Odp: DUNAJEC czchow-melsztyn
: : nadesłane przez
pawel j. (postów: ) dnia 2004-11-10 22:51:56 z *.king.tarnow.pl
Witam.
Skoro jest tak pięknie i tyle ryb to czemu nie ma wędkarzy,czemu nikt nie zgłasza rekordów złowionych w Dunajcu do czasopism wędkarskich( tak jak kieduś)?
Znam ten odcinek Dunajca od bardzo dawna i pamiętam wędkarzy biwakujących w namiotach od wiosny do jesieni, byli to głównie przyjezdni ze Śląska,Krakowa.Ryb łowiono tele ,że ciężko było wyjąć siatkę z wody.

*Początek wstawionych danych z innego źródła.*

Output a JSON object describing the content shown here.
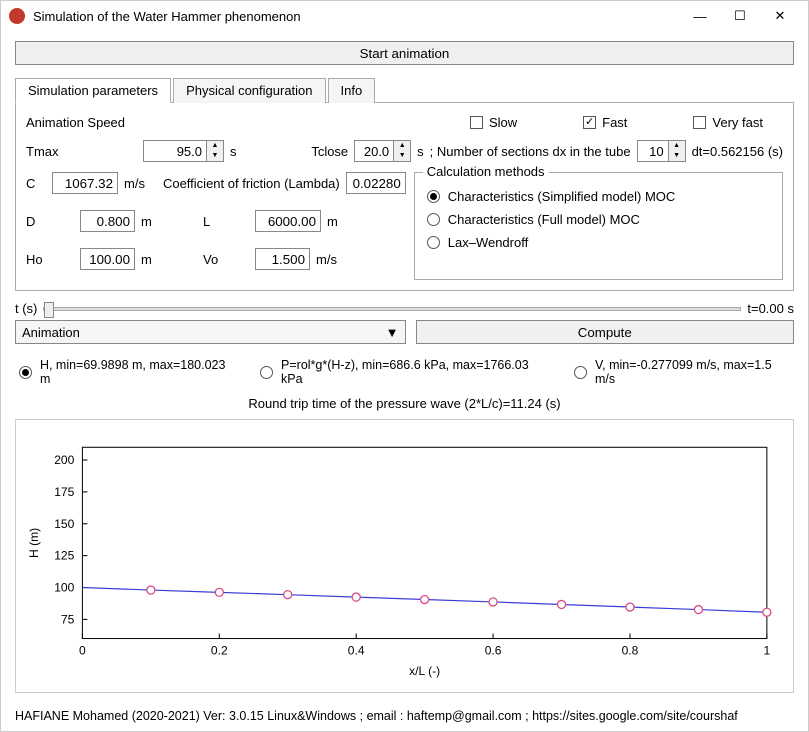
{
  "window": {
    "title": "Simulation of the Water Hammer phenomenon"
  },
  "start_button": "Start animation",
  "tabs": {
    "t0": "Simulation parameters",
    "t1": "Physical configuration",
    "t2": "Info"
  },
  "speed": {
    "label": "Animation Speed",
    "slow": "Slow",
    "slow_checked": false,
    "fast": "Fast",
    "fast_checked": true,
    "veryfast": "Very fast",
    "veryfast_checked": false
  },
  "tmax": {
    "label": "Tmax",
    "value": "95.0",
    "unit": "s"
  },
  "tclose": {
    "label": "Tclose",
    "value": "20.0",
    "unit": "s"
  },
  "sections": {
    "label": "; Number of sections dx in the tube",
    "value": "10"
  },
  "dt": {
    "label": "dt=0.562156 (s)"
  },
  "c": {
    "label": "C",
    "value": "1067.32",
    "unit": "m/s"
  },
  "lambda": {
    "label": "Coefficient of friction (Lambda)",
    "value": "0.02280"
  },
  "d": {
    "label": "D",
    "value": "0.800",
    "unit": "m"
  },
  "l": {
    "label": "L",
    "value": "6000.00",
    "unit": "m"
  },
  "ho": {
    "label": "Ho",
    "value": "100.00",
    "unit": "m"
  },
  "vo": {
    "label": "Vo",
    "value": "1.500",
    "unit": "m/s"
  },
  "calc": {
    "legend": "Calculation methods",
    "m0": "Characteristics (Simplified model) MOC",
    "m1": "Characteristics (Full model) MOC",
    "m2": "Lax–Wendroff",
    "selected": 0
  },
  "time_slider": {
    "label": "t (s)",
    "readout": "t=0.00 s"
  },
  "combo": {
    "value": "Animation"
  },
  "compute": "Compute",
  "opts": {
    "o0": "H, min=69.9898 m, max=180.023 m",
    "o1": "P=rol*g*(H-z), min=686.6 kPa, max=1766.03 kPa",
    "o2": "V, min=-0.277099 m/s, max=1.5 m/s",
    "selected": 0
  },
  "roundtrip": "Round trip time of the pressure wave (2*L/c)=11.24 (s)",
  "chart": {
    "ylabel": "H (m)",
    "xlabel": "x/L (-)",
    "yticks": [
      "75",
      "100",
      "125",
      "150",
      "175",
      "200"
    ],
    "xticks": [
      "0",
      "0.2",
      "0.4",
      "0.6",
      "0.8",
      "1"
    ],
    "ylim": [
      60,
      210
    ],
    "xlim": [
      0,
      1
    ],
    "line_color": "#3b3bd6",
    "marker_edge": "#d94c8a",
    "marker_fill": "#ffffff",
    "background": "#ffffff",
    "grid_color": "#d0d0d0",
    "data_x": [
      0,
      0.1,
      0.2,
      0.3,
      0.4,
      0.5,
      0.6,
      0.7,
      0.8,
      0.9,
      1.0
    ],
    "data_y": [
      100,
      98,
      96.2,
      94.4,
      92.5,
      90.6,
      88.7,
      86.7,
      84.7,
      82.7,
      80.6
    ],
    "markers_x": [
      0.1,
      0.2,
      0.3,
      0.4,
      0.5,
      0.6,
      0.7,
      0.8,
      0.9,
      1.0
    ],
    "markers_y": [
      98,
      96.2,
      94.4,
      92.5,
      90.6,
      88.7,
      86.7,
      84.7,
      82.7,
      80.6
    ]
  },
  "footer": "HAFIANE Mohamed (2020-2021) Ver: 3.0.15 Linux&Windows ; email : haftemp@gmail.com ; https://sites.google.com/site/courshaf"
}
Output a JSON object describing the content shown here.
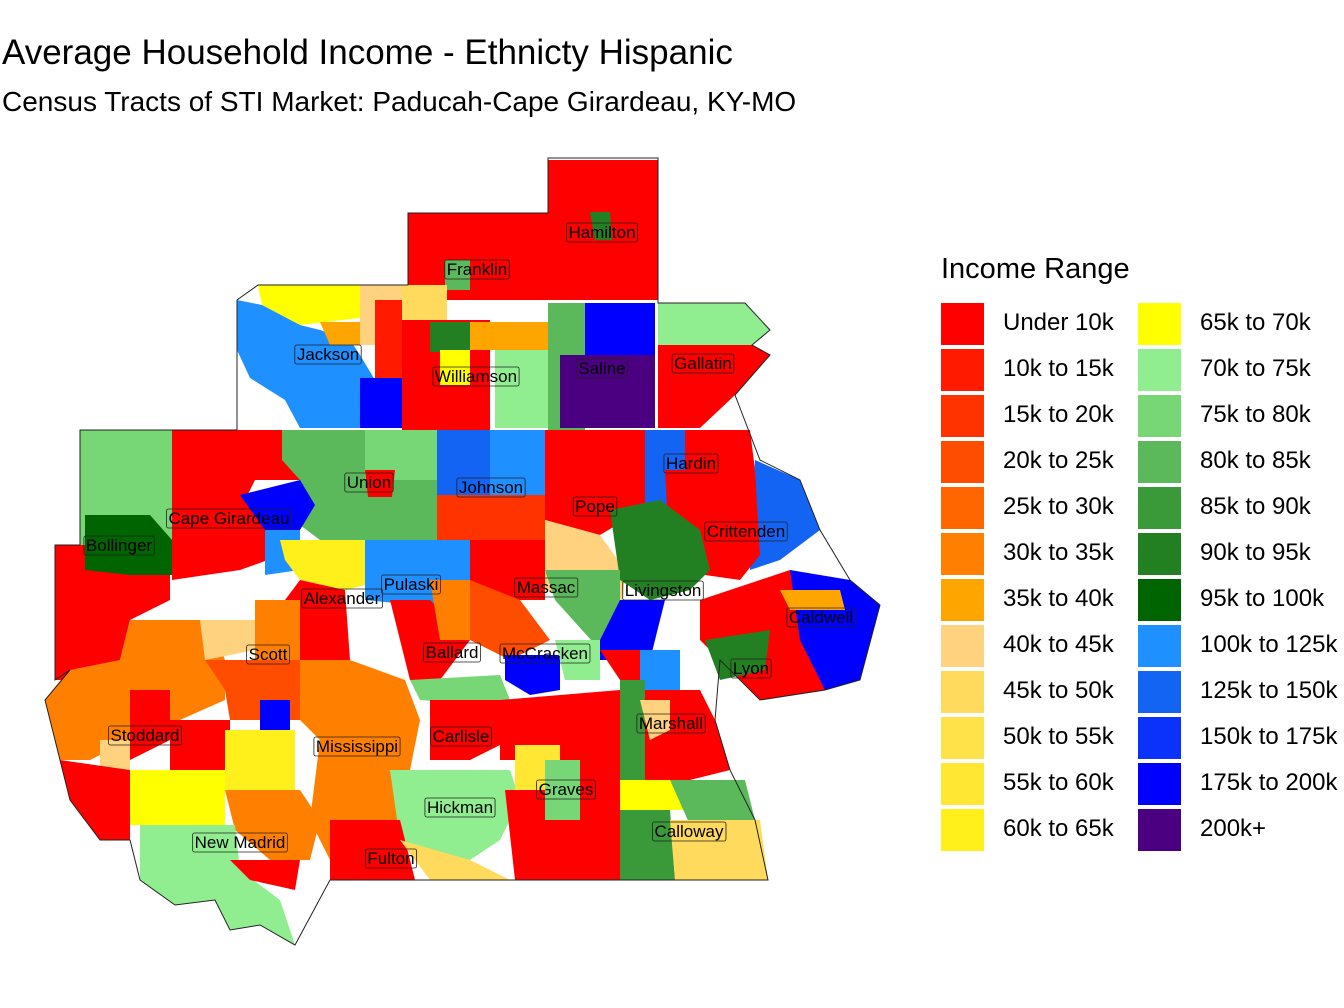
{
  "title": "Average Household Income - Ethnicty Hispanic",
  "subtitle": "Census Tracts of STI Market: Paducah-Cape Girardeau, KY-MO",
  "legend": {
    "title": "Income Range",
    "items": [
      {
        "label": "Under 10k",
        "color": "#FF0000"
      },
      {
        "label": "10k to 15k",
        "color": "#FF1A00"
      },
      {
        "label": "15k to 20k",
        "color": "#FF3300"
      },
      {
        "label": "20k to 25k",
        "color": "#FF4D00"
      },
      {
        "label": "25k to 30k",
        "color": "#FF6600"
      },
      {
        "label": "30k to 35k",
        "color": "#FF8000"
      },
      {
        "label": "35k to 40k",
        "color": "#FFA500"
      },
      {
        "label": "40k to 45k",
        "color": "#FFD27F"
      },
      {
        "label": "45k to 50k",
        "color": "#FFDA5C"
      },
      {
        "label": "50k to 55k",
        "color": "#FFE14A"
      },
      {
        "label": "55k to 60k",
        "color": "#FFE733"
      },
      {
        "label": "60k to 65k",
        "color": "#FFEF1A"
      },
      {
        "label": "65k to 70k",
        "color": "#FFFF00"
      },
      {
        "label": "70k to 75k",
        "color": "#90EE90"
      },
      {
        "label": "75k to 80k",
        "color": "#77D777"
      },
      {
        "label": "80k to 85k",
        "color": "#5BB85B"
      },
      {
        "label": "85k to 90k",
        "color": "#3A9A3A"
      },
      {
        "label": "90k to 95k",
        "color": "#228022"
      },
      {
        "label": "95k to 100k",
        "color": "#006400"
      },
      {
        "label": "100k to 125k",
        "color": "#1E90FF"
      },
      {
        "label": "125k to 150k",
        "color": "#1464F4"
      },
      {
        "label": "150k to 175k",
        "color": "#0A32FA"
      },
      {
        "label": "175k to 200k",
        "color": "#0000FF"
      },
      {
        "label": "200k+",
        "color": "#4B0082"
      }
    ]
  },
  "counties": [
    {
      "name": "Hamilton"
    },
    {
      "name": "Franklin"
    },
    {
      "name": "Jackson"
    },
    {
      "name": "Williamson"
    },
    {
      "name": "Saline"
    },
    {
      "name": "Gallatin"
    },
    {
      "name": "Union"
    },
    {
      "name": "Johnson"
    },
    {
      "name": "Hardin"
    },
    {
      "name": "Cape Girardeau"
    },
    {
      "name": "Pope"
    },
    {
      "name": "Crittenden"
    },
    {
      "name": "Bollinger"
    },
    {
      "name": "Pulaski"
    },
    {
      "name": "Massac"
    },
    {
      "name": "Livingston"
    },
    {
      "name": "Alexander"
    },
    {
      "name": "Caldwell"
    },
    {
      "name": "Scott"
    },
    {
      "name": "Ballard"
    },
    {
      "name": "McCracken"
    },
    {
      "name": "Lyon"
    },
    {
      "name": "Stoddard"
    },
    {
      "name": "Carlisle"
    },
    {
      "name": "Marshall"
    },
    {
      "name": "Mississippi"
    },
    {
      "name": "Graves"
    },
    {
      "name": "Hickman"
    },
    {
      "name": "Calloway"
    },
    {
      "name": "New Madrid"
    },
    {
      "name": "Fulton"
    }
  ]
}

Wtedy lipienie były od zapory w Czchowie aż po ujście rzeki Białej.Dwa lata temu lipień znikną całkowicie i nikt nie wie dlaczego-chociaż było intensywnie zarybiane.A z uklejkami to nie żart - nie dało się łowić na suchą muchę bo uklejka zawsze brała pierwsza -była zmorą dla muszkarza - teraz złowić uklejkę, jelca, klenia nie jest tak prosto.
Coś się dzieje niedobrego z tym Dunajcem.